Я плохо знал немецкую собачью речь, не помнил название мест, которые мы проезжали.
Каждый оборот колеса губил мое спасение — сказались вороны в красных сапогах, виденные мною во сне.
Я боялся войны и ненавидел Рыло, ее олицетворявшего; сколько таких молодчиков наедали себе ряшки на страданиях народа во времена прискорбной бойни.
Даже швабы наши приуныли — возвращение в отчизну их не радовало, а перед зрелищем распада, всеобщего грабежа и запустения блекли все их заманчивые байки о военной славе, камзолах со шнурами, звонких дукатах и сговорчивых красавицах.
Швабки, за исключением шлюх и солдатских женок, ходили рохлями, рядились в отрепья и пачкали лица, но все равно то одна, то другая либо светила синяком во всю щеку, либо переставляла ноги дугой, как, миль пардон, опроставшаяся корова. Солдатня не щадила ни малолеток, ни старух — баба она и есть баба, была бы щелка между ног, а уж отмычка на нее найдется.
Мы катили сквозь затяжные оттепели, обнажилась по перелескам влажная земля, воздух напоен был сырым вонючим теплом, и облака по ночам неслись как клубы белого дыма.
Ночи стали болезненно светлы; сколько раз я ни просыпался за полночь, неизменно видел, как поблескивают в сумраке открытые глаза Рыла. Он лежал без сна на спине, закинув пухлые руки за голову.
Не знаю уж, о чем он думал, но мне чудилось, что он следит за мною.
В одну из таких окаянных ночей, он заметил, что я бодрствую, и, не обернув лица, спокойно молвил:
— К утру приедем. Терпеть не долго. Держись.
Я не утерпел:
— Все-то тебе известно, что ты — пророк или гадальщик?!
Он по обыкновению лениво усмехнулся, рассеяно поглаживая круглое брюхо.
— Дурак ты, Лисявка, честное слово… Я просто разумею по-немецки и умею читать ландкарты. Спи себе.
— Что ты мне, нянька!? — обиделся я, на что он только легко рассмеялся в ответ.
Рыло не ошибся, проснулись мы уже на тесной рыночной площади, моросил дождь.
Сейчас не вспомню, что это был за городок, кажется в мирное время, славился он не то резными трубками, не то дутым цветным стеклом, а в те лихие поры был запружен разнородной солдатней и штатской сволочью со всей Европы.

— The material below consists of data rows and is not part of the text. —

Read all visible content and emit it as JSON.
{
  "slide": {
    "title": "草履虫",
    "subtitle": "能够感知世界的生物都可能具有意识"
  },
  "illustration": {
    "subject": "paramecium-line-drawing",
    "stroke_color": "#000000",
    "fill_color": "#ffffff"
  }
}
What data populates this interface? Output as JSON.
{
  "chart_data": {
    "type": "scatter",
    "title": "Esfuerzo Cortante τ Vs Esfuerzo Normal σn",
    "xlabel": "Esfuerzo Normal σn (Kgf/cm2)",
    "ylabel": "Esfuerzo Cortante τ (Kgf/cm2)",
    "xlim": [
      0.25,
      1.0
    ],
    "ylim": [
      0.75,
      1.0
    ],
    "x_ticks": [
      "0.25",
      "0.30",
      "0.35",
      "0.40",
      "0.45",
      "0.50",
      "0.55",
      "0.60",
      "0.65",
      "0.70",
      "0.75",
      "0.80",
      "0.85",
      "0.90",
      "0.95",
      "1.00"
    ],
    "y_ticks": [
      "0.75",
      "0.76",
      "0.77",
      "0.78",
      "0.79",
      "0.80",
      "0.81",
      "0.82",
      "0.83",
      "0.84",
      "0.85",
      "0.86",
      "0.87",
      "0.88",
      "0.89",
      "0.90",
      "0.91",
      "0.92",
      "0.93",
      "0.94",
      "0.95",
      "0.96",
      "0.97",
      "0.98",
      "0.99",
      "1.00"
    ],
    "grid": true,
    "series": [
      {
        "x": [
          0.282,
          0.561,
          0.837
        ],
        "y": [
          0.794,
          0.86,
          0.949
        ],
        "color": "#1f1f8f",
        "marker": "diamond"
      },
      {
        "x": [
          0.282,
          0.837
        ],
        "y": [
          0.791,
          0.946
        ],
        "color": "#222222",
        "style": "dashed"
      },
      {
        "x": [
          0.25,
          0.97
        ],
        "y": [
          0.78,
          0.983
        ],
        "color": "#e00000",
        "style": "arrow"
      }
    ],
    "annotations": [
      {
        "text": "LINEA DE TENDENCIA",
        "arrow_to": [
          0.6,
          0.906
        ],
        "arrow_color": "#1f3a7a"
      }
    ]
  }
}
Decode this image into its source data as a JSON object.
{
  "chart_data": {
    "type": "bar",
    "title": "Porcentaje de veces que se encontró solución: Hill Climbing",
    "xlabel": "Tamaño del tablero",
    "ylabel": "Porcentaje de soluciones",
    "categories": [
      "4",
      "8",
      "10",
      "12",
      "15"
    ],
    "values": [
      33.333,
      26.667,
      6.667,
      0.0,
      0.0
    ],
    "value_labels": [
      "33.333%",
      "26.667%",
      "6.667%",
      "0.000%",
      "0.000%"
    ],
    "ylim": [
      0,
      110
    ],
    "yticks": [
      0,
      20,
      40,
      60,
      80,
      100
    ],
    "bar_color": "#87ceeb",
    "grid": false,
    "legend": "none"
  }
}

Уцелевшие горожане от таких добрых гостей потеряли охоту к прогулкам и сидели, как мышки, взаперти.
— … А за любым войском, Лисявка, вечно, как послед за сукою, тащится немеренное племя: здесь тебе и скупщики краденного и обдиральщики трупов, и нечестивые попы, и расхожие бляденки, чьи выкидыши киснут по всем канавам; здесь торговцы мясом гнилых коров; подделыватели писем; приживалы, слюноеды, и крючники, сжигающие чумных мертвецов. Ни хрена себе паноптикум, а, Лисявка?